Но согласование слов собака, кошка, рыбка с местоимениями и прилагательными в мужском роде может быть вызвано не только желанием авторов указать пол конкретных животных (тогда это существительные общего рода), но и общеязыковой немаркированностью пола у этих слов (тогда они отнесены к грамматическому мужскому роду). Логика перемены рода может быть такова: если слова собака, кошка, рыбка не обозначают реального пола, значит, язык позволяет употреблять их и в мужском роде, а поскольку норма ограничивает проявление языковых возможностей, ею можно пренебречь.
В тексте А.Левина видно, что слово рыбка сначала употреблено скорее как слово общего рода, а затем — скорее как обобщенного мужского. В первой строке родовая конверсия мотивирована каламбуром, производящим мужское имя: барабулька ® Боря Булька. Но далее следует новый шаг: в сочетании каждый рыбка грамматический род освобождается от каламбурной интерпретации и соотносится не только с мужскими особями рыбок.
Существительными мужского рода на -а могут быть названы народы, и этот факт становится основанием для возможной метафоры: собака, кошка, рыбка — как, инка, чукча. То есть собака, кошка, рыбка представлены как некий "народец", названием которого может быть обозначена и отдельная особь. В текстах В.Лёна и А.Левина представлено несколько ступеней антропоморфизации: вслед за присвоением имен собственных (Боря Булька, Мартышкин), которые трактуют персонажей как людей, сами слова собака и кошка получают возможность быть понятыми как название "народца". Обратим внимание на то, что, как настаивает автор, Мартышкин — не кличка и даже не имя собаки и кошки, а фамилия.

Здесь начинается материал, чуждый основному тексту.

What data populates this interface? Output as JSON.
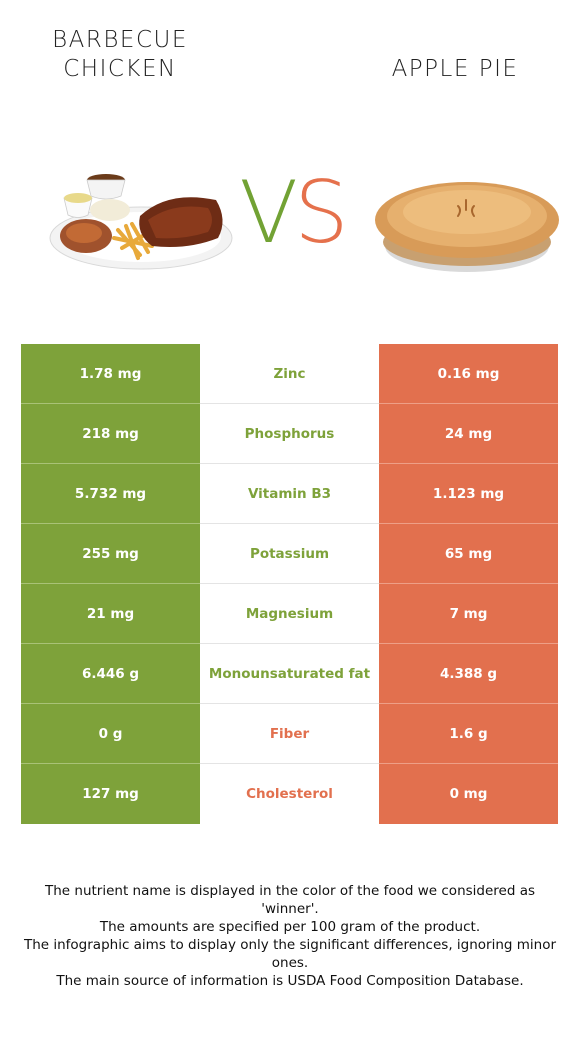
{
  "foods": {
    "left": {
      "title_line1": "BARBECUE",
      "title_line2": "CHICKEN",
      "color": "#7ea23a"
    },
    "right": {
      "title": "APPLE PIE",
      "color": "#e2704e"
    }
  },
  "vs": {
    "v": "V",
    "s": "S"
  },
  "rows": [
    {
      "left": "1.78 mg",
      "nutrient": "Zinc",
      "right": "0.16 mg",
      "winner": "left"
    },
    {
      "left": "218 mg",
      "nutrient": "Phosphorus",
      "right": "24 mg",
      "winner": "left"
    },
    {
      "left": "5.732 mg",
      "nutrient": "Vitamin B3",
      "right": "1.123 mg",
      "winner": "left"
    },
    {
      "left": "255 mg",
      "nutrient": "Potassium",
      "right": "65 mg",
      "winner": "left"
    },
    {
      "left": "21 mg",
      "nutrient": "Magnesium",
      "right": "7 mg",
      "winner": "left"
    },
    {
      "left": "6.446 g",
      "nutrient": "Monounsaturated fat",
      "right": "4.388 g",
      "winner": "left"
    },
    {
      "left": "0 g",
      "nutrient": "Fiber",
      "right": "1.6 g",
      "winner": "right"
    },
    {
      "left": "127 mg",
      "nutrient": "Cholesterol",
      "right": "0 mg",
      "winner": "right"
    }
  ],
  "footnote": {
    "line1": "The nutrient name is displayed in the color of the food we considered as 'winner'.",
    "line2": "The amounts are specified per 100 gram of the product.",
    "line3": "The infographic aims to display only the significant differences, ignoring minor ones.",
    "line4": "The main source of information is USDA Food Composition Database."
  }
}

Тексты с этими словами все же оставляют нерешенной и, вероятно, нерешаемой проблему: обозначен ли нарушенным согласованием мужской пол существ или, напротив, обострена немаркированность пола. Таким образом, неупорядоченность системы становится фактом авторской, а, следовательно, и читательской рефлексии над особенностями грамматического рода в русском языке.